Today, the restaurant only brings in about 30 percent of its pre-pandemic sales even with the gradual return of some regular customers.
“We’re excited, but we also know people are concerned about coming out to Chinatown, so we hope that this will pick back up, but we will just have to see,” Hung said.
Businesses citywide are hurting, but the Chinatown economy’s dependence on external revenue will likely contribute to its slow pace of recovery relative to other parts of The City.
Whereas many neighborhoods include large percentages of middle-class families and young adults, Chinatown’s demographics skew more toward low-income, elderly and immigrant residents.
“What we see in Chinatown is a very poor neighborhood, so it really depends on visitation from the outside,” Gee said.
Washington Bakery used to make lots of money off corporate catering lunch orders. That revenue stream has dried up without downtown offices.
Then, there’s tourism.
Merchants say a few visitors are trickling back, but nothing like before the pandemic.
On Grant Avenue, Chinatown’s hallmark tourist corridor, only 45 businesses out of the more than 200 that operated before the pandemic are still open.
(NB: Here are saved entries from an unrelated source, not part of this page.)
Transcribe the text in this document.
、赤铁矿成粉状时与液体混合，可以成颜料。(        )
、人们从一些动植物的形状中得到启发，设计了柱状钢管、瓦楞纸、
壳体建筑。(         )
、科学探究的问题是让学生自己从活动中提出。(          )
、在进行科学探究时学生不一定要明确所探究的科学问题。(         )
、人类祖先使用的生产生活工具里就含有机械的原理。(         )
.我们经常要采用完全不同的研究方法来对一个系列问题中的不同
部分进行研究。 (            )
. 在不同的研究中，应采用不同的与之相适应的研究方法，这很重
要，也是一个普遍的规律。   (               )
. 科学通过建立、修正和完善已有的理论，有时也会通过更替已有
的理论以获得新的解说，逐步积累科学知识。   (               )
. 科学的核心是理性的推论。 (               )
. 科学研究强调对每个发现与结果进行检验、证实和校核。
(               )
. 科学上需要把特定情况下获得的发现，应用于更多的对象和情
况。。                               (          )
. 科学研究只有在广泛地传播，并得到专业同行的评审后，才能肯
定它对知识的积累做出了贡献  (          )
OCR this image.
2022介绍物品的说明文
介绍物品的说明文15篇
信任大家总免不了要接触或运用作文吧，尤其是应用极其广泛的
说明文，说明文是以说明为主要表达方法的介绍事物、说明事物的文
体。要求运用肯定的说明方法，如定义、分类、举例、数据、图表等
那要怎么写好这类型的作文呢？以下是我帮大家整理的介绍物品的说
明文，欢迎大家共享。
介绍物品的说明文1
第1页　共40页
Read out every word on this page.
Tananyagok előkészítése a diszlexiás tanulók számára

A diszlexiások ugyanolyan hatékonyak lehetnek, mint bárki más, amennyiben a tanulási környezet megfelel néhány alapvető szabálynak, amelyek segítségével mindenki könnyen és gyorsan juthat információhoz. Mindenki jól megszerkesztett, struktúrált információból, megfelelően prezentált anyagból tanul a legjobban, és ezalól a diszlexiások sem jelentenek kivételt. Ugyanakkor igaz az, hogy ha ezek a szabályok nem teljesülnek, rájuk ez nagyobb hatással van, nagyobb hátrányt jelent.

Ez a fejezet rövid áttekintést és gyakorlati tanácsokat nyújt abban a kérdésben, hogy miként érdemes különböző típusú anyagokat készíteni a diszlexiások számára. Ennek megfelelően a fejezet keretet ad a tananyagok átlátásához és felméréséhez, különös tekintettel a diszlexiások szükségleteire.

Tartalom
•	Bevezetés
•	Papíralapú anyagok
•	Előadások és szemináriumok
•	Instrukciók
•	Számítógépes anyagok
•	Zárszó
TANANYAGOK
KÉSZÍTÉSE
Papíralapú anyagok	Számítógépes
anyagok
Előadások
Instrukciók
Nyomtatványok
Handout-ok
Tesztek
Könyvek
More might not survive, business leaders say.
More vacancies beget fewer visitors, which beget even more closures.
As a result, Chinatown is at risk of falling into a “downward spiral,” Gee said.
Foot traffic could also be tied to a more ominous reality: fear for personal safety.
“I still feel like a lot of people are afraid to come to Chinatown because of all the Asian hate crimes that have been happening,” Hung said. “We also feel a little worried for our safety as well just with everything that’s been happening.”
Violence and harassment against San Francisco’s Asian and Asian American community has spiked over the last year. Earlier this week, two elderly women were stabbed at a Muni bus stop on Market Street, although police have said there is no clear indication the attack was a hate crime. In a separate incident, a father walking his child in a stroller was beaten in Mission Bay.
Mak closes Dim Sum Corner early, in par so that her employees can travel home with daylight.
“We reduced our hours because of lack of foot traffic but also because of lack of foot traffic but also because we want to make sure our employees get home at a reasonable hour,” she said. “It’s a safety issue right now.”
Slow business hurts the entire Chinatown economy.
Mak and Hung both employed almost exclusively Chinatown residents, many of whom live in single-room occupancy buildings. Both have been unable to hire their full workforce for more than one year.
Additionally, they source their ingredients from local markets. Fewer customers lead directly to smaller food purchases, which hurts the mom-and-pop shops that have long fed the community dishes essential to their cultural legacy.
“It’s all so circular. Everything. That’s hit us all really hard,” Mak said.
For decades, Chinatown has proven its resiliency as an iconic symbol of culture, but now community leaders agree it needs help to survive.
“By supporting neighborhood such as Chinatown, The City will flourish and we will see the return of toursits,” Chin said.
Some programs, such as Feed and Fuel, a private-public partnership in which restaurants are paid to make meals then distributed to those facing food insecurity, have effectively bolstered local businesses such as Dim Sum Corner and Washington Bakery.
Others, including numerous city-run grants to support construction of Shared Spaces parklets, haven’t provided the levels of relief required or have failed to reach merchants in need altogether.
Mak, who received $500 for outdoor furniture, said she’s worried Chinatown will be an afterthought, threatening its demise.
“I can’t imagine not having Chinatown,” she said.